Dysmorphology is the study of abnormal form in the human body. This relates to anatomy of patients who may have genetic and congenital birth defects. The pediatrician, endocrinologist, embryologist, and clinical geneticist, Dr. David Smith, first began this area of interdisciplinary study of medicine in the 1960s. At this time, clinical genetics were at their infancy. The study of dysmorphology involves observation and assessment of patients, the understanding of intricacies in the genetic disorder, and any relevant treatment measures available. When a physician confronts the patient and family issues relating to morphological birth defects and their [Page 570]genetic components, that physician is taking on the role of dysmorphologist.

In the developing world, a myriad of congenital birth defects remain underdiagnosed, poorly treated, and misunderstood. The social stigma, isolation, and lack of adaptation can lead to a loss of quality of life. A physician acting as dysmorphologist is able to identify these risks for defects and offer clinical support to the patient and family. The lack of access to this treatment and assessment in least developed nations throughout the world leads to patient suffering.

For example, the level of care that is expected for such assessments when the index of suspicion is high for any dysmorphology include nutrition; basic lifestyle and occupation and work details; medical, obstetric, and drug histories; if possible, genetic and biochemical data collection (difficult in the developing world); and overall assessment of clinical dysmorphology with a family history. Also, assessing a person's body proportion (the length of the arms and legs relative to the trunk) may provide information for further examination.

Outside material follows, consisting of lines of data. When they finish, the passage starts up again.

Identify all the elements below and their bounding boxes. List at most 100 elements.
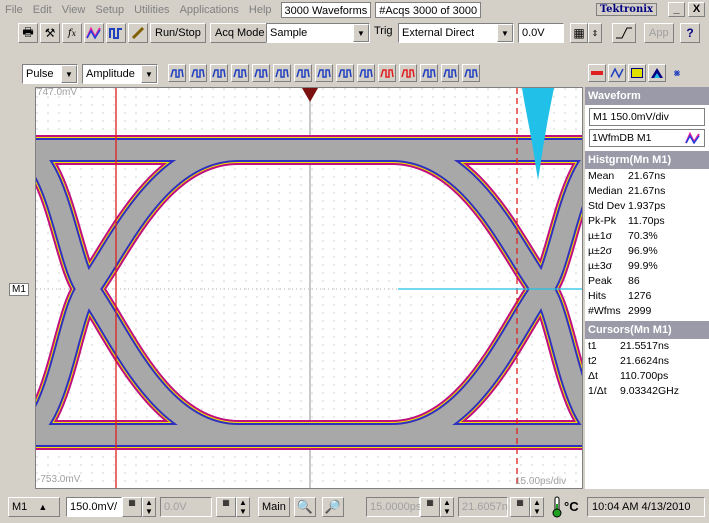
acq-mode-select[interactable]: Sample ▼: [266, 23, 370, 43]
zoom-in-icon[interactable]: 🔍: [294, 497, 316, 517]
amplitude-icon[interactable]: [294, 64, 312, 82]
high-icon[interactable]: [315, 64, 333, 82]
waveforms-count-field[interactable]: 3000 Waveforms: [280, 2, 372, 18]
trig-source-select[interactable]: External Direct ▼: [398, 23, 514, 43]
histogram-value: 70.3%: [628, 230, 658, 242]
menu-bar: File Edit View Setup Utilities Applicati…: [0, 0, 709, 20]
cursors-row: Δt 110.700ps: [585, 369, 709, 384]
top-level-label: 747.0mV: [37, 87, 78, 98]
time-div-label: 15.00ps/div: [515, 476, 567, 487]
status-bar: M1 ▲ 150.0mV/ ▦ ▲ ▼ 0.0V ▦ ▲ ▼ Main 🔍 🔎 15…: [0, 490, 709, 523]
keypad-icon[interactable]: ▦: [122, 497, 142, 517]
trig-level-value: 0.0V: [522, 27, 545, 39]
waveform-scale[interactable]: M1 150.0mV/div: [589, 108, 705, 126]
trig-level-field[interactable]: 0.0V: [518, 23, 564, 43]
readout-panel: Waveform M1 150.0mV/div 1WfmDB M1 Histgr…: [585, 87, 709, 489]
histogram-row: #Wfms 2999: [585, 304, 709, 319]
histogram-key: µ±1σ: [588, 230, 613, 242]
spin-icon[interactable]: ▲ ▼: [236, 497, 250, 517]
histogram-row: Mean 21.67ns: [585, 169, 709, 184]
histogram-row: µ±1σ 70.3%: [585, 229, 709, 244]
keypad-icon[interactable]: ▦: [570, 23, 588, 43]
zoom-out-icon[interactable]: 🔎: [322, 497, 344, 517]
menu-utilities[interactable]: Utilities: [134, 4, 170, 16]
duty-icon[interactable]: [252, 64, 270, 82]
cursor-readouts: t1 21.5517ns t2 21.6624ns Δt 110.700ps 1/Δt 9.0…: [585, 339, 709, 399]
run-stop-button[interactable]: Run/Stop: [150, 23, 206, 43]
low-icon[interactable]: [336, 64, 354, 82]
chevron-up-icon: ▲: [38, 502, 48, 512]
tools-icon[interactable]: ⚒: [40, 23, 60, 43]
red-bar-icon[interactable]: [588, 64, 606, 82]
cursors-row: t1 21.5517ns: [585, 339, 709, 354]
horizontal-scale-field[interactable]: 15.0000ps: [366, 497, 421, 517]
waveform-color-icon: [685, 132, 700, 144]
edit-pencil-icon[interactable]: [128, 23, 148, 43]
peak-icon[interactable]: [648, 64, 666, 82]
crossing-icon[interactable]: [420, 64, 438, 82]
help-icon[interactable]: ?: [680, 23, 700, 43]
histogram-key: Std Dev: [588, 200, 626, 212]
keypad-icon[interactable]: ▦: [510, 497, 530, 517]
histogram-view-icon[interactable]: [628, 64, 646, 82]
channel-marker[interactable]: M1: [9, 283, 29, 296]
chevron-down-icon[interactable]: ▼: [141, 65, 157, 83]
temperature-indicator: °C: [552, 496, 582, 518]
histogram-icon[interactable]: [441, 64, 459, 82]
menu-help[interactable]: Help: [248, 4, 272, 16]
eye-diagram: [36, 88, 582, 488]
waveform-icon[interactable]: [608, 64, 626, 82]
waveform-display[interactable]: [35, 87, 583, 489]
zoom-scale-icon[interactable]: ⨳: [673, 67, 681, 79]
horizontal-delay-field[interactable]: 21.6057n: [458, 497, 508, 517]
histogram-key: Peak: [588, 275, 612, 287]
measurement-type-select[interactable]: Pulse ▼: [22, 64, 78, 84]
burst-icon[interactable]: [273, 64, 291, 82]
print-icon[interactable]: 🖶: [18, 23, 38, 43]
spin-icon[interactable]: ▲ ▼: [530, 497, 544, 517]
trig-label: Trig: [374, 25, 393, 37]
menu-applications[interactable]: Applications: [179, 4, 239, 16]
menu-view[interactable]: View: [61, 4, 86, 16]
eye-icon[interactable]: [378, 64, 396, 82]
acq-mode-value: Sample: [270, 27, 308, 39]
measure-icon[interactable]: [106, 23, 126, 43]
cursors-key: 1/Δt: [588, 385, 607, 397]
spin-icon[interactable]: ⇕: [588, 23, 602, 43]
minimize-button[interactable]: _: [668, 2, 685, 17]
spin-icon[interactable]: ▲ ▼: [142, 497, 156, 517]
menu-edit[interactable]: Edit: [32, 4, 52, 16]
frequency-icon[interactable]: [231, 64, 249, 82]
waveform-db[interactable]: 1WfmDB M1: [589, 129, 705, 147]
pulse-width-icon[interactable]: [189, 64, 207, 82]
histogram-key: Median: [588, 185, 623, 197]
close-button[interactable]: X: [688, 2, 705, 17]
chevron-down-icon[interactable]: ▼: [61, 65, 77, 83]
jitter-icon[interactable]: [399, 64, 417, 82]
app-button[interactable]: App: [644, 23, 674, 43]
waveform-color-icon[interactable]: [84, 23, 104, 43]
rise-icon[interactable]: [168, 64, 186, 82]
bottom-level-label: -753.0mV: [37, 474, 81, 485]
menu-setup[interactable]: Setup: [95, 4, 125, 16]
cursors-key: t1: [588, 340, 597, 352]
spin-icon[interactable]: ▲ ▼: [440, 497, 454, 517]
trigger-slope-icon[interactable]: [612, 23, 636, 43]
vertical-offset-field[interactable]: 0.0V: [160, 497, 212, 517]
acq-mode-button[interactable]: Acq Mode: [210, 23, 270, 43]
period-icon[interactable]: [210, 64, 228, 82]
chevron-down-icon[interactable]: ▼: [353, 24, 369, 42]
menu-file[interactable]: File: [5, 4, 23, 16]
timebase-main-button[interactable]: Main: [258, 497, 290, 517]
cursors-key: Δt: [588, 370, 598, 382]
bit-icon[interactable]: [462, 64, 480, 82]
measurement-param-select[interactable]: Amplitude ▼: [82, 64, 158, 84]
edge-icon[interactable]: [357, 64, 375, 82]
keypad-icon[interactable]: ▦: [420, 497, 440, 517]
chevron-down-icon[interactable]: ▼: [497, 24, 513, 42]
channel-selector[interactable]: M1 ▲: [8, 497, 60, 517]
histogram-row: µ±3σ 99.9%: [585, 259, 709, 274]
keypad-icon[interactable]: ▦: [216, 497, 236, 517]
vertical-scale-field[interactable]: 150.0mV/: [66, 497, 122, 517]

With a prolonged birth and breech presentation, congenital dislocation of the hip, clubfeet, and a flattened, elongated “breech head” can result. These morphological abnormalities are usually benign and can be corrected. However, a simple obstructed urethra causing a deficient volume of amniotic fluid leads to flattened facial features and fixed joints.

One minor malformation in the patient should not cause major concern, particularly if the feature is shared with a parent and does not affect daily life. As outlined by many clinical genetics protocols, three or more malformations, especially if associated with short stature, failure to thrive, a slower developed head and brain, or other developmental delay, should bring about further investigation in the newborn or infant. Much of these needs cannot be met in the developing world.

For example, abnormalities of the spine can be major malformations that are readily apparent at birth but poorly treated in developing nations. Some specific examples that plague developing countries without access to prenatal care as in the case of Africa and Asia are anencephaly (absent skull and brain), encephalocele (cranial defect with brain coming out into external sac), and spina bifida. All of the above dysmorphological disorders result in death to the child.